I am going to talk about the importance of keeping engaged in the current literary scene as well as ticking off those must-reads from the past. In fact here seems the best place to mention that my favourite book was only published in 2011, winning the year’s Man Booker Prize Award for fiction. Julian Barnes’ A Sense of an Ending for me is an interesting twist on Alan Bennett’s much-loved play The History Boys, what with its Oxbridge backdrop and the witty classroom scenes that open the novel. My reason for mentioning Barnes’ work here is that the contention of this article, our literary choices, is encompassed by the narrator’s university bookshelf. He recalls his girlfriend’s inspection of his bookshelves and how he hopes to impress her with his choices. Here is an extract from the novel, I think you will agree that the anxious musings of this university student is relevant to my case:
‘My bookshelves were more successful with Veronica that my record collection. In those days, paperbacks came in their traditional liveries: orange Penguins for fiction, blue Pelicans for non-fiction. To have more blue than orange on your shelf was a proof of seriousness. And overall, I had enough of the right titles: Richard Hoggart, Steven Runciman, Huizinga, Eysenck, Empson… Veronica paid me the compliment of assuming I’d read them all, and didn’t suspect that the most worn titles had been bought second-hand’ (Julian Barnes, A Sense of An Ending)
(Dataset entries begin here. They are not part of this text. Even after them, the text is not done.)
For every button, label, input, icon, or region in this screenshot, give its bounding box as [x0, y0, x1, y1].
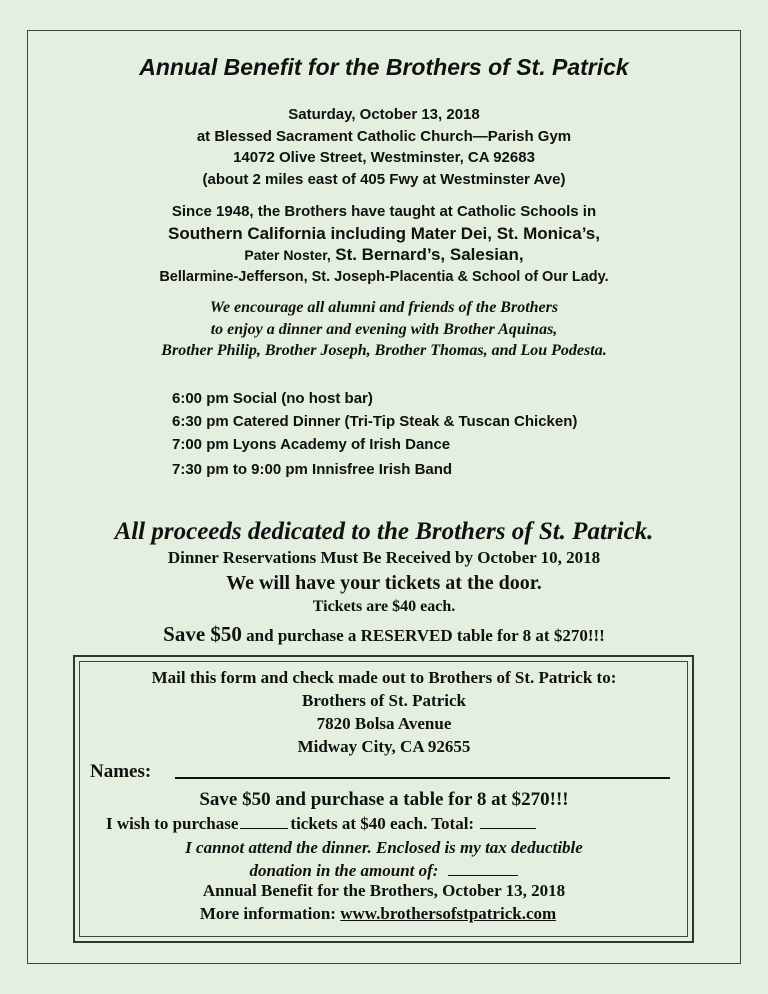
ticket-count-blank[interactable]	[240, 828, 288, 829]
ticket-purchase-line	[106, 814, 536, 834]
history-line: Southern California including Mater Dei, St. Monica’s,	[168, 223, 600, 243]
mail-street: 7820 Bolsa Avenue	[316, 714, 452, 733]
total-blank[interactable]	[480, 828, 536, 829]
donation-paragraph	[0, 836, 768, 882]
tickets-at-door: We will have your tickets at the door.	[226, 572, 542, 594]
schedule-item: 7:00 pm Lyons Academy of Irish Dance	[172, 436, 451, 453]
donation-amount-blank[interactable]	[448, 875, 518, 876]
wish-middle: tickets at $40 each. Total:	[290, 814, 475, 833]
schedule-item: 7:30 pm to 9:00 pm Innisfree Irish Band	[172, 461, 453, 478]
invite-line: to enjoy a dinner and evening with Brother Aquinas,	[210, 320, 558, 338]
save-offer-text: and purchase a RESERVED table for 8 at $270!!!	[246, 626, 605, 645]
more-info-label: More information:	[199, 904, 336, 923]
reservation-deadline: Dinner Reservations Must Be Received by October 10, 2018	[167, 548, 601, 567]
history-text: St. Bernard’s, Salesian,	[335, 245, 524, 264]
save-offer-amount: Save $50	[163, 622, 242, 646]
names-label: Names:	[90, 761, 152, 782]
annual-benefit-line: Annual Benefit for the Brothers, October 13, 2018	[202, 881, 566, 900]
save-offer	[0, 622, 768, 647]
schedule-item: 6:30 pm Catered Dinner (Tri-Tip Steak & Tuscan Chicken)	[172, 413, 578, 430]
form-save-offer: Save $50 and purchase a table for 8 at $270!!!	[199, 789, 569, 810]
invite-line: Brother Philip, Brother Joseph, Brother Thomas, and Lou Podesta.	[161, 342, 607, 359]
mailing-address	[0, 666, 768, 758]
event-date: Saturday, October 13, 2018	[288, 106, 480, 123]
mail-instruction: Mail this form and check made out to Brothers of St. Patrick to:	[151, 668, 617, 687]
event-directions: (about 2 miles east of 405 Fwy at Westminster Ave)	[202, 170, 566, 188]
ticket-price: Tickets are $40 each.	[312, 598, 456, 615]
event-details	[0, 104, 768, 190]
event-schedule	[172, 387, 577, 481]
website-link[interactable]: www.brothersofstpatrick.com	[340, 904, 557, 923]
page-title: Annual Benefit for the Brothers of St. Patrick	[139, 54, 629, 80]
history-line: Since 1948, the Brothers have taught at Catholic Schools in	[171, 203, 597, 220]
names-input-line[interactable]	[175, 777, 670, 779]
schedule-item: 6:00 pm Social (no host bar)	[172, 390, 373, 407]
mail-city: Midway City, CA 92655	[297, 737, 471, 756]
invite-line: We encourage all alumni and friends of the Brothers	[209, 299, 559, 316]
donation-text: donation in the amount of:	[249, 861, 439, 880]
history-text: Pater Noster,	[244, 247, 331, 263]
wish-prefix: I wish to purchase	[106, 814, 239, 833]
history-line	[0, 244, 768, 267]
history-paragraph	[0, 201, 768, 288]
donation-line	[0, 859, 768, 882]
proceeds-heading: All proceeds dedicated to the Brothers of St. Patrick.	[114, 518, 654, 545]
donation-line: I cannot attend the dinner. Enclosed is my tax deductible	[185, 838, 583, 857]
mail-org: Brothers of St. Patrick	[302, 691, 466, 710]
event-address: 14072 Olive Street, Westminster, CA 92683	[233, 149, 535, 166]
invitation-paragraph	[0, 297, 768, 362]
event-venue: at Blessed Sacrament Catholic Church—Parish Gym	[196, 127, 572, 145]
history-line: Bellarmine-Jefferson, St. Joseph-Placentia & School of Our Lady.	[159, 268, 609, 285]
more-info-line	[0, 904, 762, 924]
I have recently returned from a tour of Italy with one of my English course friends. In-between site-seeing in the Italian cities and aboard a plush Trenitalia service, I managed to plough through a book I had wanted to finish for a while. While my travel companion occasionally flicked through Conrad’s The Secret Agent in preparation for the second year ‘Literature of the Modern Period’ module, I was happily making my way through Karen Fowler’s latest novel We Are All Completely Besides Ourselves, something many of you would never have heard of, unless you are an avid Man Booker fan like me. Fowler’s novel made it onto the Booker shortlist in October 2014 and so pulled in by its blurb of a childhood experiment and talkative girl gone silent, I thought I would give it a whirl.
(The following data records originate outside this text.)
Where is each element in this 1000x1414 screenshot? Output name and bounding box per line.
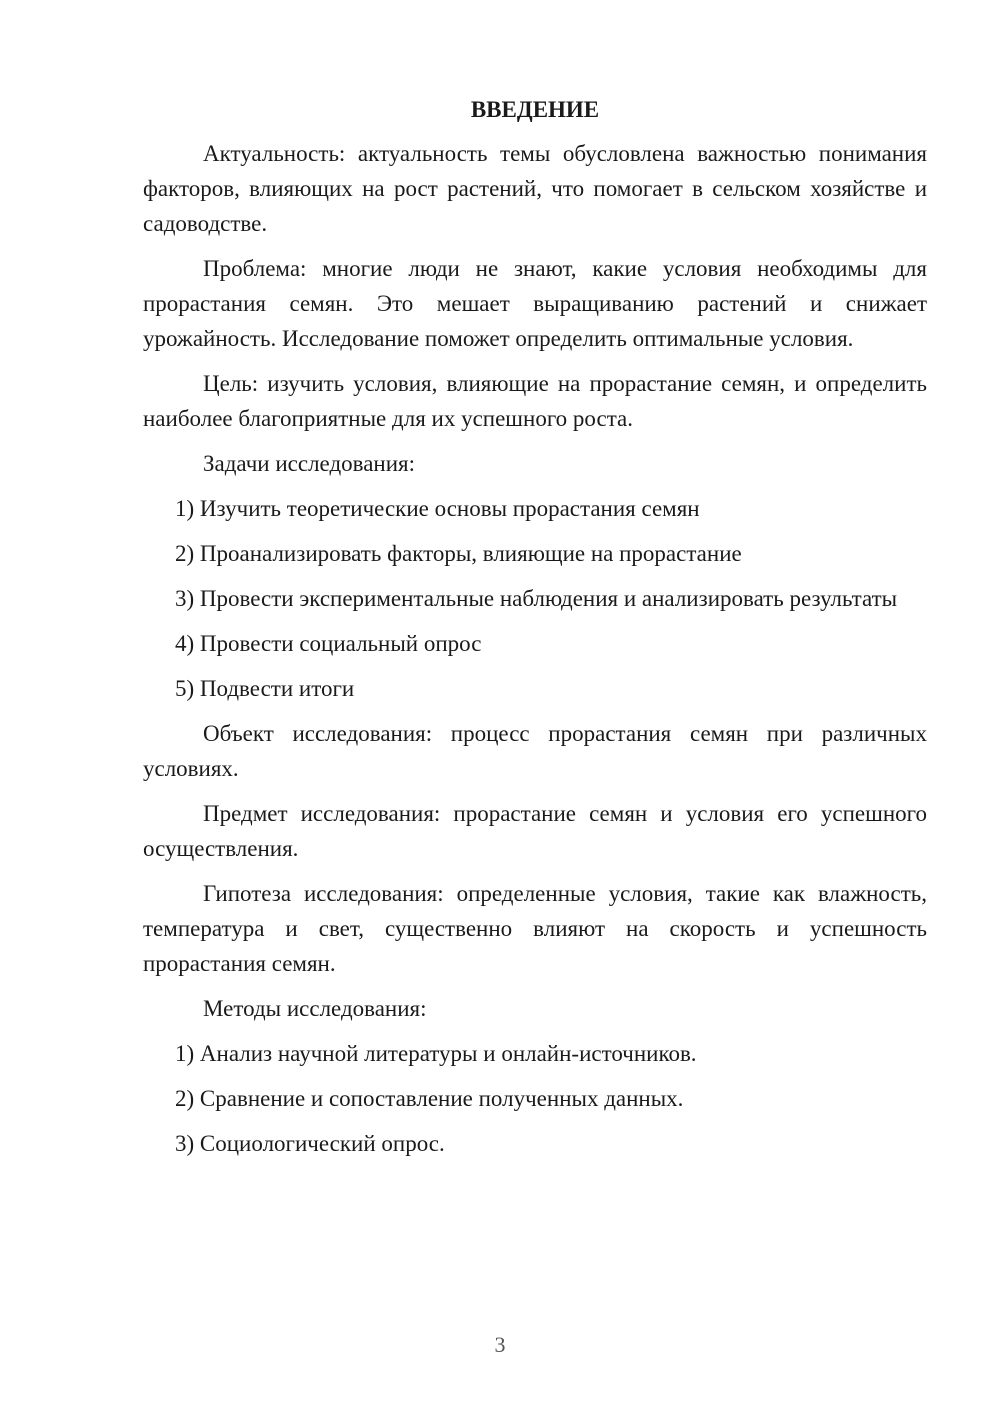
paragraph-relevance: Актуальность: актуальность темы обусловлена важностью понимания факторов, влияющих на рост растений, что помогает в сельском хозяйстве и садоводстве. — [143, 141, 927, 236]
page-number: 3 — [494, 1332, 506, 1357]
paragraph-object: Объект исследования: процесс прорастания семян при различных условиях. — [143, 721, 927, 781]
task-item-2: 2) Проанализировать факторы, влияющие на прорастание — [175, 541, 742, 566]
paragraph-hypothesis: Гипотеза исследования: определенные условия, такие как влажность, температура и свет, существенно влияют на скорость и успешность прорастания семян. — [143, 881, 927, 976]
paragraph-subject: Предмет исследования: прорастание семян и условия его успешного осуществления. — [143, 801, 927, 861]
paragraph-problem: Проблема: многие люди не знают, какие условия необходимы для прорастания семян. Это мешает выращиванию растений и снижает урожайность. Исследование поможет определить оптимальные условия. — [143, 256, 927, 351]
method-item-2: 2) Сравнение и сопоставление полученных данных. — [175, 1086, 684, 1111]
document-page — [143, 92, 927, 1171]
task-item-1: 1) Изучить теоретические основы прорастания семян — [175, 496, 700, 521]
method-item-3: 3) Социологический опрос. — [175, 1131, 445, 1156]
task-item-5: 5) Подвести итоги — [175, 676, 355, 701]
paragraph-goal: Цель: изучить условия, влияющие на прорастание семян, и определить наиболее благоприятные для их успешного роста. — [143, 371, 927, 431]
paragraph-tasks-heading: Задачи исследования: — [203, 451, 416, 476]
paragraph-methods-heading: Методы исследования: — [203, 996, 427, 1021]
page-title: ВВЕДЕНИЕ — [470, 97, 600, 122]
task-item-4: 4) Провести социальный опрос — [175, 631, 482, 656]
task-item-3: 3) Провести экспериментальные наблюдения и анализировать результаты — [175, 586, 898, 611]
method-item-1: 1) Анализ научной литературы и онлайн-источников. — [175, 1041, 697, 1066]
Now we all have different definitions of what makes a ‘light read’ and I am sure my friend was laughing inside as I tried to explain that I was reading about a family who had adopted a chimpanzee. Rosemary, the novel’s narrator, is the chimp’s experimental sibling in her father’s family based experiment, information we are not disclosed until a sizable chunk through the book. Ridiculous as it may sound, I learnt a lot about family, love and what unites us, the very kind of lessons a literary classic can try to teach you.
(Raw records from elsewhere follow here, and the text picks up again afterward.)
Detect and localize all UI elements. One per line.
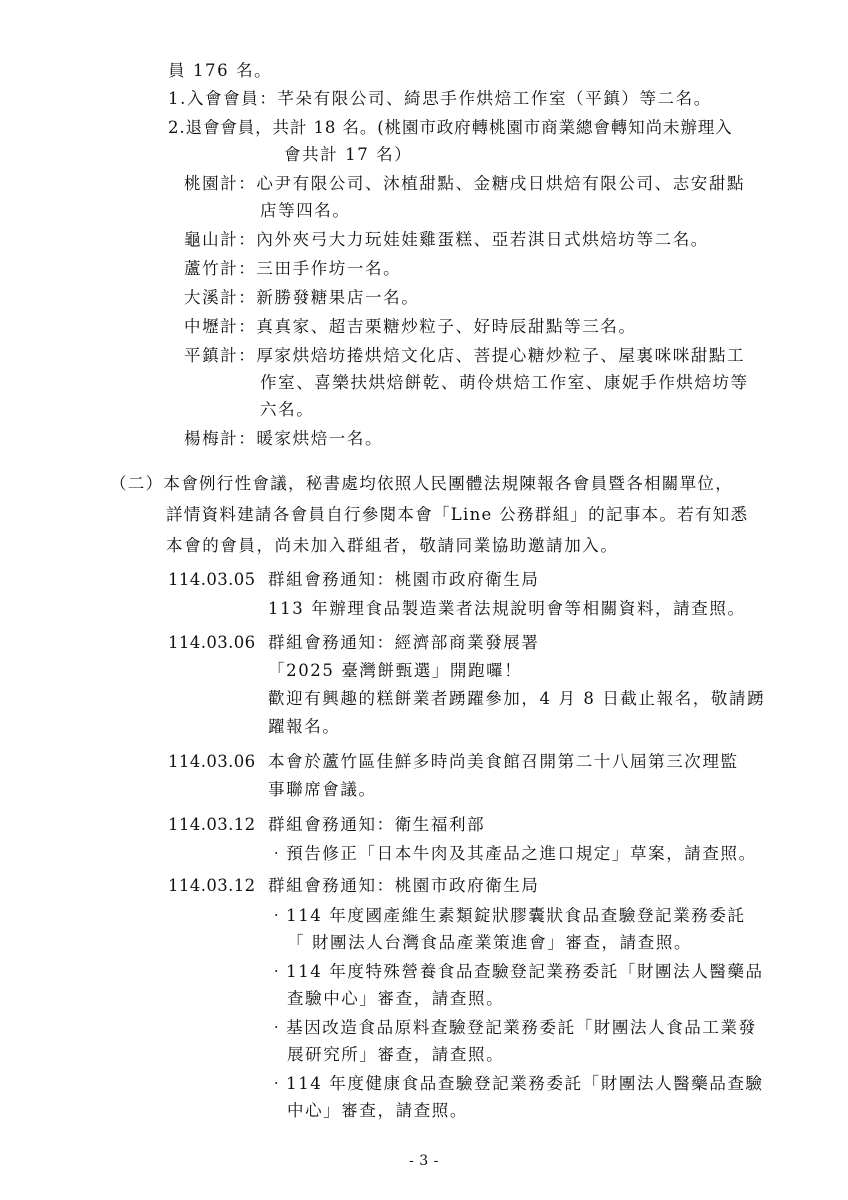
district-luzhu: 蘆竹計：三田手作坊一名。 bbox=[184, 259, 402, 278]
entry-date: 114.03.12 bbox=[168, 876, 256, 895]
section-two-body: 詳情資料建請各會員自行參閱本會「Line 公務群組」的記事本。若有知悉 bbox=[166, 505, 749, 524]
section-two-heading: （二）本會例行性會議，秘書處均依照人民團體法規陳報各會員暨各相關單位， bbox=[110, 474, 733, 493]
entry-text: 躍報名。 bbox=[268, 717, 341, 736]
join-members: 1.入會會員：芊朵有限公司、綺思手作烘焙工作室（平鎮）等二名。 bbox=[168, 89, 712, 108]
entry-text: 「2025 臺灣餅甄選」開跑囉！ bbox=[268, 661, 523, 680]
entry-text: 展研究所」審查，請查照。 bbox=[287, 1045, 505, 1064]
entry-text: ‧預告修正「日本牛肉及其產品之進口規定」草案，請查照。 bbox=[268, 844, 757, 863]
district-taoyuan-cont: 店等四名。 bbox=[260, 201, 351, 220]
section-two-body: 本會的會員，尚未加入群組者，敬請同業協助邀請加入。 bbox=[166, 536, 619, 555]
entry-text: ‧114 年度健康食品查驗登記業務委託「財團法人醫藥品查驗 bbox=[268, 1074, 764, 1093]
entry-text: 群組會務通知：桃園市政府衛生局 bbox=[268, 876, 540, 895]
entry-text: 事聯席會議。 bbox=[268, 780, 377, 799]
entry-text: ‧114 年度國產維生素類錠狀膠囊狀食品查驗登記業務委託 bbox=[268, 906, 746, 925]
entry-text: 中心」審查，請查照。 bbox=[287, 1101, 468, 1120]
district-pingzhen-cont: 作室、喜樂扶烘焙餅乾、萌伶烘焙工作室、康妮手作烘焙坊等 bbox=[260, 373, 749, 392]
entry-text: 群組會務通知：經濟部商業發展署 bbox=[268, 633, 540, 652]
withdraw-members: 2.退會會員，共計 18 名。(桃園市政府轉桃園市商業總會轉知尚未辦理入 bbox=[168, 118, 733, 137]
district-pingzhen-cont: 六名。 bbox=[260, 400, 315, 419]
entry-text: ‧114 年度特殊營養食品查驗登記業務委託「財團法人醫藥品 bbox=[268, 962, 764, 981]
district-pingzhen: 平鎮計：厚家烘焙坊捲烘焙文化店、菩提心糖炒粒子、屋裏咪咪甜點工 bbox=[184, 346, 746, 365]
district-taoyuan: 桃園計：心尹有限公司、沐植甜點、金糖戌日烘焙有限公司、志安甜點 bbox=[184, 174, 746, 193]
member-count-tail: 員 176 名。 bbox=[168, 61, 273, 80]
entry-date: 114.03.12 bbox=[168, 815, 256, 834]
entry-text: 群組會務通知：衛生福利部 bbox=[268, 815, 486, 834]
district-guishan: 龜山計：內外夾弓大力玩娃娃雞蛋糕、亞若淇日式烘焙坊等二名。 bbox=[184, 230, 709, 249]
withdraw-members-cont: 會共計 17 名） bbox=[284, 145, 413, 164]
entry-text: 群組會務通知：桃園市政府衛生局 bbox=[268, 570, 540, 589]
district-zhongli: 中壢計：真真家、超吉栗糖炒粒子、好時辰甜點等三名。 bbox=[184, 317, 637, 336]
entry-date: 114.03.06 bbox=[168, 633, 256, 652]
entry-date: 114.03.06 bbox=[168, 752, 256, 771]
entry-text: ‧基因改造食品原料查驗登記業務委託「財團法人食品工業發 bbox=[268, 1018, 757, 1037]
entry-text: 歡迎有興趣的糕餅業者踴躍參加，4 月 8 日截止報名，敬請踴 bbox=[268, 689, 766, 708]
entry-text: 本會於蘆竹區佳鮮多時尚美食館召開第二十八屆第三次理監 bbox=[268, 752, 739, 771]
entry-text: 「 財團法人台灣食品產業策進會」審查，請查照。 bbox=[287, 933, 693, 952]
entry-text: 113 年辦理食品製造業者法規說明會等相關資料，請查照。 bbox=[268, 599, 746, 618]
district-daxi: 大溪計：新勝發糖果店一名。 bbox=[184, 288, 420, 307]
entry-date: 114.03.05 bbox=[168, 570, 256, 589]
entry-text: 查驗中心」審查，請查照。 bbox=[287, 989, 505, 1008]
district-yangmei: 楊梅計：暖家烘焙一名。 bbox=[184, 429, 384, 448]
page-number: - 3 - bbox=[409, 1153, 439, 1169]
So here are my top lessons from the novel…
1) Love is a universal trait – Fowler explores the love between animals, not just human animals, but love between non-human and human animals. Rosemary is essentially Fern the chimpanzee’s twin, and their separation extends the notion of love between humans to non-human animals.
2) Silence can be golden – The narrator values silence, a trait cultivated through her increased secrecy surrounding her abnormal family. Silence is something I think most of us wish we had kept from time to time in our lives. In this way the narrator and protagonist is wise and relatable, just as we hope when picking up any first person narrative. Here Rosemary speaks of her conversion to silence: ‘the spoken word converts individual knowledge into mutual knowledge, and there is no way back once you’ve gone over that cliff.’ I am not advocating silence on more serious issues, but there are lessons here on when we should speak out and when we should prevent the conversion of knowledge.
3) People believe in things – Rosemary and Fern’s brother is central to the activism played out in the novel. Lowell is a ruthless member of the ALF (Animal Liberation Front), going to extreme lengths to hinder harmful experiments performed on non-human animals. The passion felt for his sister’s welfare is at the heart of the novel and is one of its greatest lessons in love.
Therefore, given the themes of the novel, I can maintain that this non-classic was worth my time reading. Fowler’s literary form is also certainly praiseworthy, with use of flash backs, lists of childhood memories and an experimental use of temporality.
So with the Man Booker 2015 longlist being announced at the end of its month, it may be time to lighten your bookshelf without feeling guilty about it. You will gain a lot from whatever you decide to read this summer, so it is really worth building a contemporary novel into that summer reading list, if you have not done so already.